Y el mercado europeo no forma parte de este precio. En lugar de un fenómeno, aquí recibimos un producto: un musical extrañamente adictivo que de repente comete excentricidades como un capítulo con la música de Justin Bieber, o que interrumpe un episodio para meter con calzador a un fenómeno de YouTube como Charice Pempengco durante unos siete minutos. Decisiones que no pintan nada con el tono ni con la trama, y que el espectador europeo a lo mejor no sabe explicarse, pero que, en su país, fueron anunciadas y comentadas como aquí un clásico Madrid-Barça.
"Cada martes noche, 14 millones de estadounidenses se ponen frente al televisor para ver Glee, y eso que llevamos más de 40 capítulos”, continúa Brennan. “Eso conlleva cierta presión, porque hay unas 500 personas que viven de la marca Glee. Y no digo la serie. Digo la marca”.
Es de suponer que estas presiones estén detrás de la principal pega del público con la serie: que Glee ahora tiene tan poco que ver con la serie que era al principio: un complejo tapiz de tramas y de sarcasmo adulto, más cercana a Popular (del artífice de Glee, Ryan Murphy) que a American Idol.
Durante la primera temporada, en cada capítulo los profesores solían exponer una tesis vital que luego los estudiantes ponían a bien atado al final. Esto fue desapareciendo conforme creció la audiencia: el sarcasmo dio pie a la autoparodia y al Weltschmerz puro y duro; los personajes empezaron a actuar de forma diferente según qué episodio y las tramas empezaron a durar 40 minutos y no más.
Brennan reconoce este cambio, pero lo achaca a motivos ajenos a la presión comercial. “¿Sabes lo que pasa? Que los capítulos los escribimos las tres mismos personas. No paramos de escribir, y vemos la serie tan de cerca, tan desde dentro, que podemos perder el rumbo. Los espectadores lo ven como un cambio. Pero yo lo veo como ajustes”.
El mejor ejemplo de tales ajustes se llama Kurt Hummel. Al principio, era un secundario cómicamente amanerado y punto. Conforme fue conquistando a los seguidores de la serie, fue siendo más relevante, aun por encima de Will Schuester, el profesor que otrora era protagonista. Y hoy, sus tramas, todas relativas a su sexualidad, son el frágil arco de la segunda temporada.
¿Lo pedía la historia o es que la serie estaba rindiéndose a su público gay? “Mucha gente, muchos de los que nunca la han visto, dicen que Glee es gay. Pero, ¿sabes qué? Es una serie post-gay: es una serie para una generación para la que lo gay no existe. ¿Que cantan y bailan? No les importa. La generación que de verdad enteinde la serie está por encima de esas normas”.

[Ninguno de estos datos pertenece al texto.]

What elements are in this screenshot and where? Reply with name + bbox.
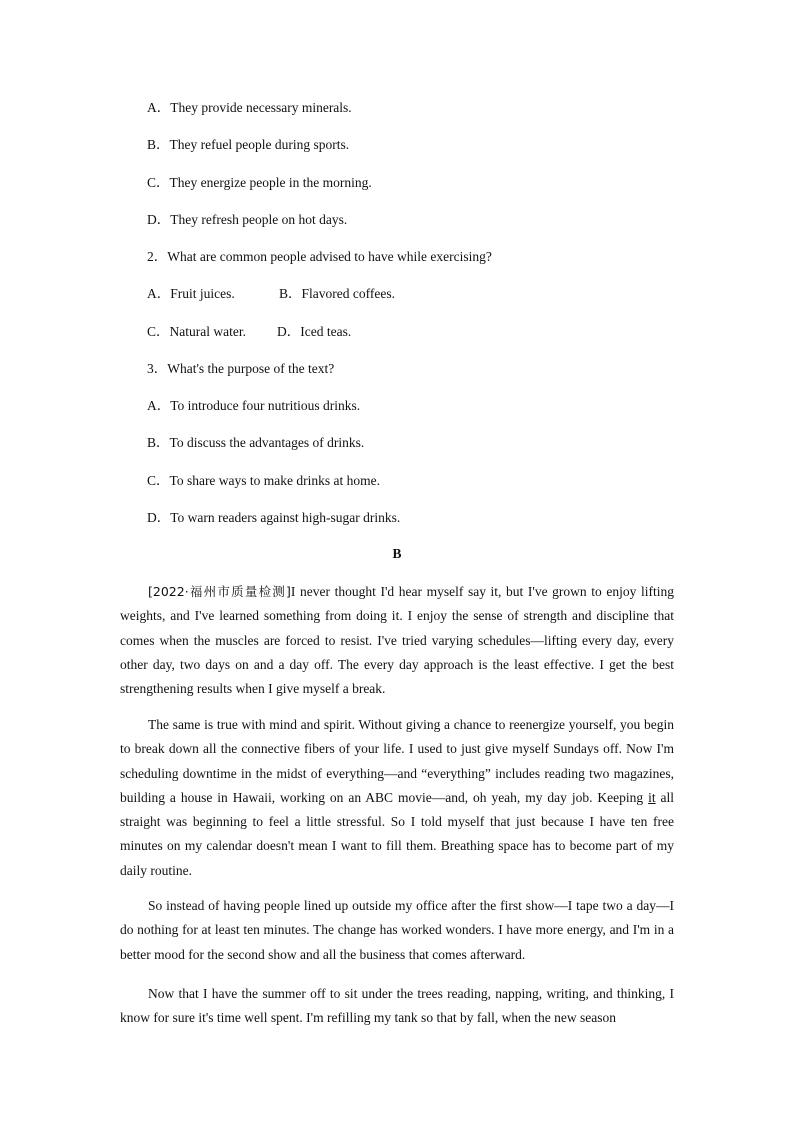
option-text: They refuel people during sports. [169,137,350,152]
option-letter: B． [279,286,302,301]
paragraph-text: So instead of having people lined up outside my office after the first show—I tape two a day—I do nothing for at least ten minutes. The change has worked wonders. I have more energy, and I'm in a better mood for the second show and all the business that comes afterward. [120,898,674,962]
q3-option-c [147,473,380,489]
q3-stem: 3．What's the purpose of the text? [147,361,335,376]
q2-option-c [147,324,277,340]
passage-paragraph-2 [120,713,674,883]
option-text: To introduce four nutritious drinks. [170,398,361,413]
q3-option-d [147,510,400,526]
option-letter: D． [147,510,171,525]
option-text: To share ways to make drinks at home. [169,473,381,488]
option-text: They energize people in the morning. [169,175,372,190]
section-title: B [392,546,402,561]
option-text: They provide necessary minerals. [170,100,352,115]
option-text: Fruit juices. [170,286,235,301]
passage-paragraph-1 [120,580,674,701]
q3-option-b [147,435,364,451]
source-tag: [2022·福州市质量检测] [148,584,291,599]
option-text: Flavored coffees. [301,286,395,301]
underlined-word: it [648,789,656,805]
option-letter: A． [147,286,171,301]
q2-option-d [277,324,351,340]
option-letter: C． [147,175,170,190]
option-text: Iced teas. [300,324,352,339]
option-text: To discuss the advantages of drinks. [169,435,365,450]
q1-option-b [147,137,349,153]
q2-option-a [147,286,279,302]
q2-stem: 2．What are common people advised to have while exercising? [147,249,492,264]
passage-paragraph-3 [120,894,674,967]
q2-option-b [279,286,395,302]
option-letter: B． [147,137,170,152]
option-letter: C． [147,473,170,488]
q2-options-row-2 [147,324,351,340]
option-letter: B． [147,435,170,450]
paragraph-text: all straight was beginning to feel a little stressful. So I told myself that just because I have ten free minutes on my calendar doesn't mean I want to fill them. Breathing space has to become part of my daily routine. [120,789,675,878]
passage-paragraph-4 [120,982,674,1031]
option-letter: D． [147,212,171,227]
q1-option-d [147,212,347,228]
option-text: To warn readers against high-sugar drinks. [170,510,401,525]
paragraph-text: The same is true with mind and spirit. Without giving a chance to reenergize yourself, you begin to break down all the connective fibers of your life. I used to just give myself Sundays off. Now I'm scheduling downtime in the midst of everything—and “everything” includes reading two magazines, building a house in Hawaii, working on an ABC movie—and, oh yeah, my day job. Keeping [120,717,674,805]
q1-option-c [147,175,372,191]
option-letter: C． [147,324,170,339]
option-letter: A． [147,100,171,115]
q3-option-a [147,398,360,414]
paragraph-text: Now that I have the summer off to sit under the trees reading, napping, writing, and thinking, I know for sure it's time well spent. I'm refilling my tank so that by fall, when the new season [120,986,674,1026]
option-text: Natural water. [169,324,246,339]
option-text: They refresh people on hot days. [170,212,348,227]
q1-option-a [147,100,352,116]
option-letter: A． [147,398,171,413]
q2-options-row-1 [147,286,395,302]
paragraph-text: I never thought I'd hear myself say it, but I've grown to enjoy lifting weights, and I've learned something from doing it. I enjoy the sense of strength and discipline that comes when the muscles are forced to resist. I've tried varying schedules—lifting every day, every other day, two days on and a day off. The every day approach is the least effective. I get the best strengthening results when I give myself a break. [120,584,674,697]
option-letter: D． [277,324,301,339]
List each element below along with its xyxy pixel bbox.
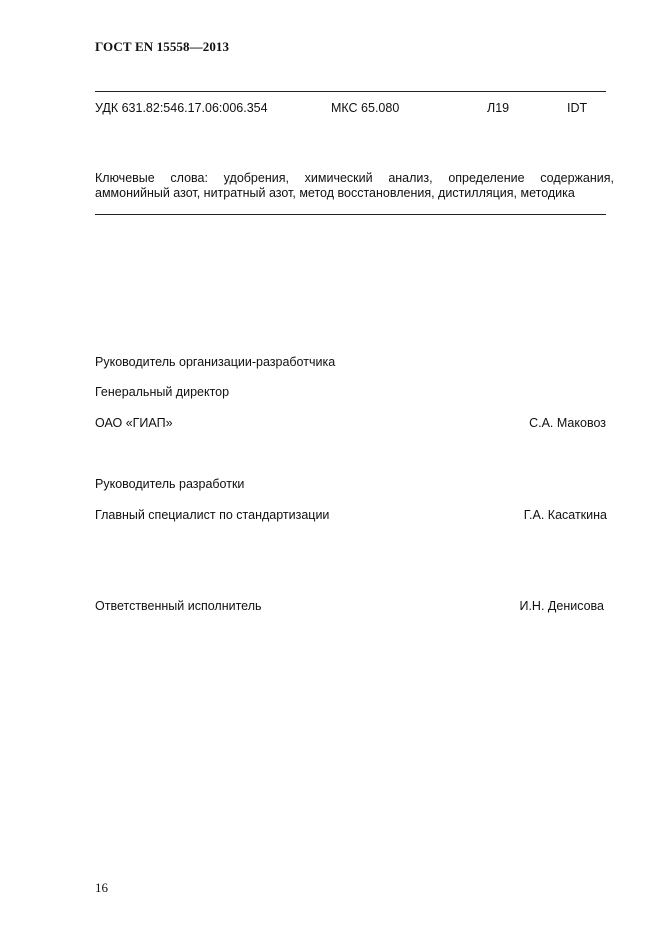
director-title: Генеральный директор [95, 385, 230, 399]
director-name: С.А. Маковоз [529, 416, 606, 430]
executor-name: И.Н. Денисова [519, 599, 604, 613]
org-head-title: Руководитель организации-разработчика [95, 355, 336, 369]
top-rule [95, 91, 606, 92]
bottom-rule [95, 214, 606, 215]
standard-designation: ГОСТ EN 15558—2013 [95, 39, 230, 54]
specialist-title: Главный специалист по стандартизации [95, 508, 330, 522]
category-code: Л19 [487, 101, 510, 115]
udk-code: УДК 631.82:546.17.06:006.354 [95, 101, 268, 115]
specialist-name: Г.А. Касаткина [523, 508, 607, 522]
executor-title: Ответственный исполнитель [95, 599, 262, 613]
organization-name: ОАО «ГИАП» [95, 416, 173, 430]
page-number: 16 [95, 880, 108, 895]
keywords-line-1: Ключевые слова: удобрения, химический анализ, определение содержания, [95, 171, 614, 185]
mks-code: МКС 65.080 [331, 101, 400, 115]
keywords-line-2: аммонийный азот, нитратный азот, метод восстановления, дистилляция, методика [95, 186, 575, 200]
keywords-paragraph [95, 171, 614, 201]
dev-head-title: Руководитель разработки [95, 477, 245, 491]
equivalence-code: IDT [567, 101, 588, 115]
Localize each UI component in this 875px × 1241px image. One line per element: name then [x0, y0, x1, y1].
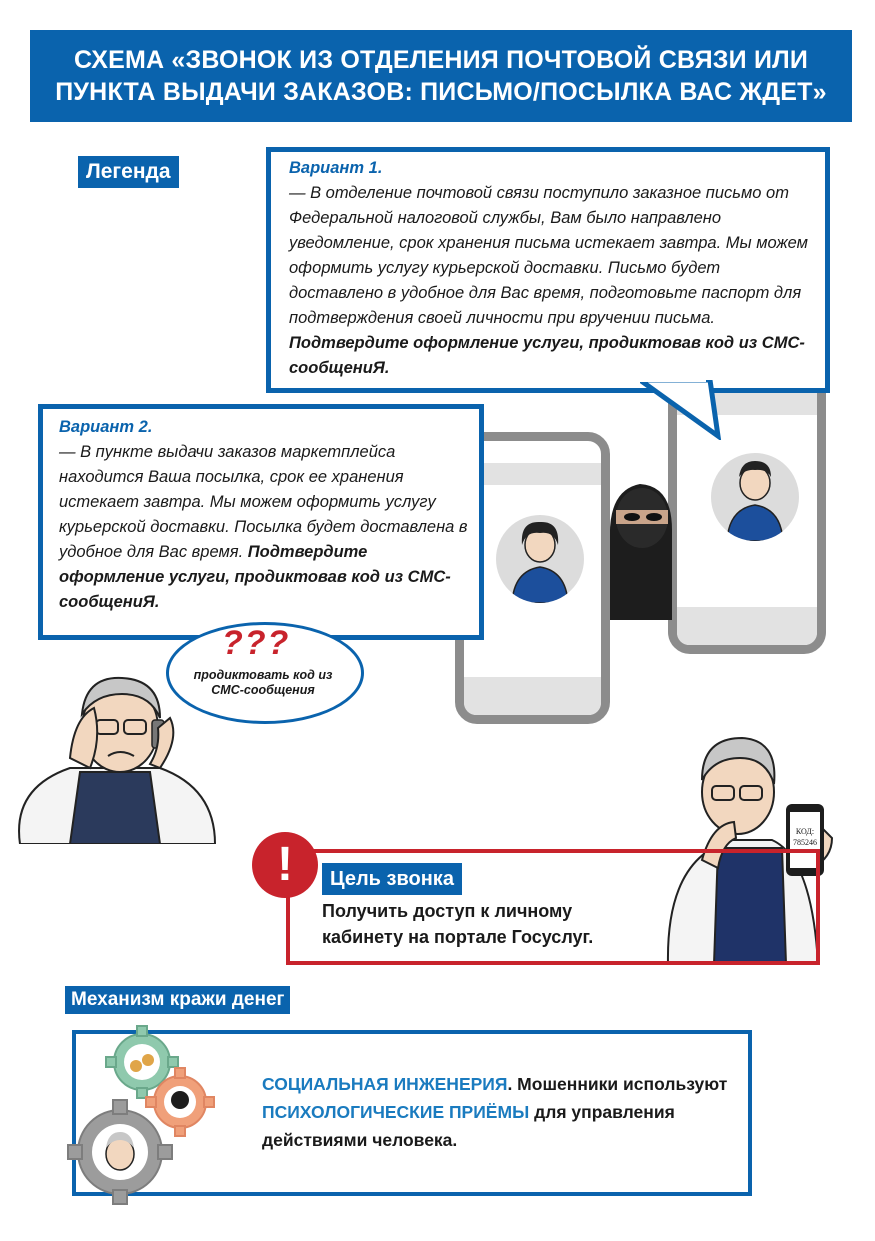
page-title [30, 30, 852, 122]
legend-label: Легенда [78, 156, 179, 188]
variant1-title: Вариант 1. [289, 159, 383, 177]
variant1-bubble [266, 147, 830, 393]
question-marks: ??? [222, 624, 291, 662]
variant1-bold: Подтвердите оформление услуги, продиктовав код из СМС-сообщениЯ. [289, 334, 805, 377]
variant2-bold: Подтвердите оформление услуги, продиктовав код из СМС-сообщениЯ. [59, 543, 451, 611]
gears-icon [62, 1022, 222, 1212]
mechanism-text [262, 1070, 732, 1154]
phone-left-topbar [464, 463, 601, 485]
code-value: 785246 [793, 838, 817, 847]
variant2-bubble [38, 404, 484, 640]
variant2-text: — В пункте выдачи заказов маркетплейса находится Ваша посылка, срок ее хранения истекает завтра. Мы можем оформить услугу курьерской доставки. Посылка будет доставлена в удобное для Вас время. [59, 443, 468, 561]
variant2-title: Вариант 2. [59, 418, 153, 436]
thought-text: продиктовать код из СМС-сообщения [193, 668, 333, 697]
alert-icon: ! [252, 832, 318, 898]
mechanism-text-2: . Мошенники используют [507, 1074, 728, 1094]
goal-text: Получить доступ к личному кабинету на портале Госуслуг. [322, 901, 594, 947]
mechanism-term-psych: ПСИХОЛОГИЧЕСКИЕ ПРИЁМЫ [262, 1102, 530, 1122]
page-title-line2: ПУНКТА ВЫДАЧИ ЗАКАЗОВ: ПИСЬМО/ПОСЫЛКА ВАС ЖДЕТ» [55, 78, 827, 106]
variant1-bubble-tail [640, 380, 730, 440]
phone-left-bottombar [464, 677, 601, 715]
mechanism-label: Механизм кражи денег [65, 986, 290, 1014]
mechanism-text-4: для управления действиями человека. [262, 1102, 675, 1150]
operator-avatar-left [496, 515, 584, 603]
phone-right-bottombar [677, 607, 817, 645]
goal-label: Цель звонка [322, 863, 462, 895]
operator-avatar-right [711, 453, 799, 541]
mechanism-term-social: СОЦИАЛЬНАЯ ИНЖЕНЕРИЯ [262, 1074, 508, 1094]
variant1-text: — В отделение почтовой связи поступило заказное письмо от Федеральной налоговой службы, Вам было направлено уведомление, срок хранения письма истекает завтра. Мы можем оформить услугу курьерской доставки. Письмо будет доставлено в удобное для Вас время, подготовьте паспорт для подтверждения своей личности при вручении письма. [289, 184, 808, 327]
worried-man-figure [10, 668, 220, 844]
code-label: КОД: [795, 827, 815, 836]
page-title-line1: СХЕМА «ЗВОНОК ИЗ ОТДЕЛЕНИЯ ПОЧТОВОЙ СВЯЗИ ИЛИ [73, 46, 809, 74]
thief-figure [606, 470, 672, 620]
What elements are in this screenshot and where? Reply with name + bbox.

¿Y si aquí Brennan hubiera dado en el clavo? Glee no se ciñe a las normas hasta ahora respetadas. Es incoherente, comercial, superficial y se salta todas las pautas del buen guión televisivo. Por eso no atrapa al público generalista europeo. Pero es posible que esperar eso de ella sea un error. Igual Glee mueve tanto dinero porque es post-todo: post-personajes, post-tramas y post-arco dramático.
Es posible, en definitiva, que no sea más que la respuesta a series canónicas como Mad men, en la que la trama parece una partida de ajedrez y cada giro está pensado con diez movimientos de antelación.
Que todo sea como la letra de esas canciones pop que versionean los personajes: perfectamente consciente de lo que es, de lo que tiene que hacer. Y de la mejor forma de conseguirlo.